Well, just basically being at that very top level, and racing with those guys. When you look back, I was part of that time, I was racing Jeremy, the greatest racer of all-time, and I was a threat to win races and titles. I guess I am just excited to have been part of that whole era. Jeremy and I had some heated battles and we didn’t like each other for along time, man, but I have nothing but respect for him now. He is awesome.

Tell me about your personal life. Where are you living, and how are your kids doing?
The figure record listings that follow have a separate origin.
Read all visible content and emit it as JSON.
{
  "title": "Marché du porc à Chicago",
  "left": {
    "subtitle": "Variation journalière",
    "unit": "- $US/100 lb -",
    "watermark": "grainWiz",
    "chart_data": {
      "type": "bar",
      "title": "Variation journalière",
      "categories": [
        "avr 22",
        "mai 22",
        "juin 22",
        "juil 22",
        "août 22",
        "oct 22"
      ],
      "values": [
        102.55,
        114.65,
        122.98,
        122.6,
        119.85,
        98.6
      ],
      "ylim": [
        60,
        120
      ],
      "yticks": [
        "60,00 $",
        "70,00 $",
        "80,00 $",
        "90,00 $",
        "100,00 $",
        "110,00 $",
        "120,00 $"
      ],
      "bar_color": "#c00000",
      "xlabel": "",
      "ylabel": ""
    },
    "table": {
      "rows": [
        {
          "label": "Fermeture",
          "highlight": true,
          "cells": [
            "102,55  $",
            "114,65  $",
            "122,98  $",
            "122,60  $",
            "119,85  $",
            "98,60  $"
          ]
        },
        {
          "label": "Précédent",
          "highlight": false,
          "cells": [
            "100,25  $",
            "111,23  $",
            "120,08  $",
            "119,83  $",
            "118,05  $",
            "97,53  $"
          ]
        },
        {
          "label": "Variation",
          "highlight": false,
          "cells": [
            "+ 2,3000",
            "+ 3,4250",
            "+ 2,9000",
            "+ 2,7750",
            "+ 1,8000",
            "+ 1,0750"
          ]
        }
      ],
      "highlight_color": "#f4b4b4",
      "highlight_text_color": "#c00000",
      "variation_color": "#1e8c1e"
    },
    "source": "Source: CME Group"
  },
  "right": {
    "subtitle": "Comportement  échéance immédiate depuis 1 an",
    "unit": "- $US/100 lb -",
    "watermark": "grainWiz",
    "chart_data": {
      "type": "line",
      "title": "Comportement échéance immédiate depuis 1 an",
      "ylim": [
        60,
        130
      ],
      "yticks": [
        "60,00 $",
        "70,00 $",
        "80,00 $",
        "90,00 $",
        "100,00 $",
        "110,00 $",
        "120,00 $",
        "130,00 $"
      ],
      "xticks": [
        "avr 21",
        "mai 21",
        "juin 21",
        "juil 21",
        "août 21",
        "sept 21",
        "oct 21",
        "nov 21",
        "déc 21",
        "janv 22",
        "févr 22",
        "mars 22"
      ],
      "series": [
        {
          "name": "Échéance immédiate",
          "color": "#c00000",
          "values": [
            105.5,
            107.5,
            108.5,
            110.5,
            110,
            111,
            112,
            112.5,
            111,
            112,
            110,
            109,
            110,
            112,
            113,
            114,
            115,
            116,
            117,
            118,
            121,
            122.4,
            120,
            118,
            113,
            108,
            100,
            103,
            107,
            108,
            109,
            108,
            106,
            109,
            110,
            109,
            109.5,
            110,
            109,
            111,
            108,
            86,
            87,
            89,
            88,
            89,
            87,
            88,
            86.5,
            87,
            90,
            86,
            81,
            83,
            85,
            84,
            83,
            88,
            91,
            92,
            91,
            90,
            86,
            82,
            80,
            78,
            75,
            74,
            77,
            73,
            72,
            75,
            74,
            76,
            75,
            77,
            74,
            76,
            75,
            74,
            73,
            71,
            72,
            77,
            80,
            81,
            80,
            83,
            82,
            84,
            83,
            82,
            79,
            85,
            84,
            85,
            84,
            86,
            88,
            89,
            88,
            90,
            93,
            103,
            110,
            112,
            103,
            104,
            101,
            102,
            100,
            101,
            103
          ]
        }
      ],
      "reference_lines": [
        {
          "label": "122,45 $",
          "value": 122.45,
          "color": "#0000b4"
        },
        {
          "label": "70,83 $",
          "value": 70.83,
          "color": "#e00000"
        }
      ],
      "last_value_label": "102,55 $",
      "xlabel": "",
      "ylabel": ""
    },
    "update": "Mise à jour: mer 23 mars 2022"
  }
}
Well, Jennifer and I are still together and she is great. We got engaged in 1999, back in Paris when I was there for the supercross. We recently moved up to Cartersville, Georgia, which is close to Atlanta, but prior to that we were living down in southern Georgia. Haydon was born in 2003, the week after my last win Phoenix. That was the one where I had that battle with Chad. That was a good week in my life! He is now nine-years old, plays tennis, baseball and does it all. Then we have Hudson who is four-years old. Neither of them are focused on one sport. It's all good. We come and go a lot, and we don’t sit home much.

Okay, I have taken enough of your time. Hey, one last question – how is that weekday crowd at Milestone? Any crazy fans out there? I have heard some stories about that place.
Oh boy, I think I know what you are talking about. We are lucky our new track is off to the side and behind a chain fence, so not too many people come back here. We have had no issues!